Dealing with it is what I have been doing for the last few years so I know I can do it, but I don't want to. I worry everyday that it is getting worse and that when nick and I do try to have kids that I wont be able to. I know its not the right time to have kids, but not knowing if you will be able to is a scaring thing and I have to be reminded of it every-time my husband and I have intercourse and I am in pain after. I realize this is all probably TMI for most people reading this, but it is something that I think about everyday, and getting it out of my head and on my blog might help me to work through my emotions.I know God is in control of everything but sometimes all this really feels very out of control. I know that God does not want his people to suffer, but I am suffering from physical and emotional pain. Now don't get me wrong, God has definitely blessed my life recently. I got a great job, my husband and I have been happy with our relationship, I have grown closer to some of my friends, things have really been looking up. I just wish so much I didn't have this little black rain cloud hanging over my life. I just pray that someday this will be over, and that someday I will be able to have the family I have always dreamed of.
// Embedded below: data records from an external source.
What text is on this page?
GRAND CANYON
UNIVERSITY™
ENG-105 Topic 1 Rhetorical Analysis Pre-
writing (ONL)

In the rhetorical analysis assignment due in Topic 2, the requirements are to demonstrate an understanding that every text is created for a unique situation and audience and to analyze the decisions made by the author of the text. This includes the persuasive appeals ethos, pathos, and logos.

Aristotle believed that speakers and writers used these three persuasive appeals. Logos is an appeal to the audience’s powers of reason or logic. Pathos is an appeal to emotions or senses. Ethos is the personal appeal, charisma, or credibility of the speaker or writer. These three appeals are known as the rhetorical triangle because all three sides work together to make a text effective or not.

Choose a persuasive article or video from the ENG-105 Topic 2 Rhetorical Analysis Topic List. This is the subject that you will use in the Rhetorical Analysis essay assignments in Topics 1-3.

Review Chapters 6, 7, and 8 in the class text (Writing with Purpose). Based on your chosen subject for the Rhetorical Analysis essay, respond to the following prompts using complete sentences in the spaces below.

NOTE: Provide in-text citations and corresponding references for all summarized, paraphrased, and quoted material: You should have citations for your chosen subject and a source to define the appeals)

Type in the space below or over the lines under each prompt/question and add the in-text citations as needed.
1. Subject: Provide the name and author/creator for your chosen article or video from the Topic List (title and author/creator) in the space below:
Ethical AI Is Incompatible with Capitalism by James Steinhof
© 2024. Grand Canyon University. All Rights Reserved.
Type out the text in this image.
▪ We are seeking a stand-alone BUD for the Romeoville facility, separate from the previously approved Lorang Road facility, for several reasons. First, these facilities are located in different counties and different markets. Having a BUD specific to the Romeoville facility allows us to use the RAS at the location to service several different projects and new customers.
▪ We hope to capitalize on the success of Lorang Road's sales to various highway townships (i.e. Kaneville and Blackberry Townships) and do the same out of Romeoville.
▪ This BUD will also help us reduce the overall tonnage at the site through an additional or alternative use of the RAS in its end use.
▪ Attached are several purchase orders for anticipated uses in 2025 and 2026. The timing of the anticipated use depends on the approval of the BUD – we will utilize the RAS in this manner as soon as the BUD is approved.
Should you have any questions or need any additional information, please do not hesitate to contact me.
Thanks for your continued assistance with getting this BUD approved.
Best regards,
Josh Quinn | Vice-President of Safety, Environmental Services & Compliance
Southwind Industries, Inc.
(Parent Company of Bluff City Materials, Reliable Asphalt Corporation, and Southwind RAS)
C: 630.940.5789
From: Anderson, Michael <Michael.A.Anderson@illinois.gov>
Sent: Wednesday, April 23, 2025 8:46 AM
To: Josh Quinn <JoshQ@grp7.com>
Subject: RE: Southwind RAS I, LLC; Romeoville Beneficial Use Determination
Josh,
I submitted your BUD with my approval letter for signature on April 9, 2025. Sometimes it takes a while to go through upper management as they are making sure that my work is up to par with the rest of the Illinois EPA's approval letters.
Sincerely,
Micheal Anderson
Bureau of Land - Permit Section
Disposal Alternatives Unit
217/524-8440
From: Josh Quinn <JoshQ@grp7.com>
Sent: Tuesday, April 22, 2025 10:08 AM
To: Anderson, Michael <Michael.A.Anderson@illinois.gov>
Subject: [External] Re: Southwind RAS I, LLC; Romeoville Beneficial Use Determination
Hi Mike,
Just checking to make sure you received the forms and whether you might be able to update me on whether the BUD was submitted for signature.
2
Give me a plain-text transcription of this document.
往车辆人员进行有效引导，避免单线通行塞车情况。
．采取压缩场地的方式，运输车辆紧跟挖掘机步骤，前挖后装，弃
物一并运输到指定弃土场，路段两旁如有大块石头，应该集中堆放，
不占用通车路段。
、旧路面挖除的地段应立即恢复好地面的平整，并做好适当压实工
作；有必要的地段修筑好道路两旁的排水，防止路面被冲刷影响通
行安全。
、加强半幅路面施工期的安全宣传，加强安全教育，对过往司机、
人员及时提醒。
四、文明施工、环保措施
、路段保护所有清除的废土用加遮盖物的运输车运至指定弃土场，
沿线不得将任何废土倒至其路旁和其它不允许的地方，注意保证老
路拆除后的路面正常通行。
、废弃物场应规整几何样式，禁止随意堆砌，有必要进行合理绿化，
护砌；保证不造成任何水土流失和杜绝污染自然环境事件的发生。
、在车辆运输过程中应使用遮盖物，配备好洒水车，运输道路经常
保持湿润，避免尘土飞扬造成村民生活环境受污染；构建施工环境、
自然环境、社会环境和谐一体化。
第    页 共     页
Well I guess that's enough rambling for one night...thanks for reading!

1 comment:

  1. Hello love, I know how you feel and at the same time I don't. I know how much you want kids, we were both born to be mommies and we'll make the best ones one day. Honestly, every year I get older I get more worried about the baby thing. Every woman in my life has had a hysterectomy by the age of 27 and I know my chances of getting pregnant decrease with each year I get older. However, one day you and I will both have little babies and how do I know this? God MADE us to be mommies, we are both awesome at loving and taking care of people so I know that's what God created us for and he'll give us the desires of our heart, if they're the desires of his too, and I firmly believe we will both have babies :) I know the pain sucks, but I'm here for you and I'd do anything for you. You're my best friend and I love you soooo much.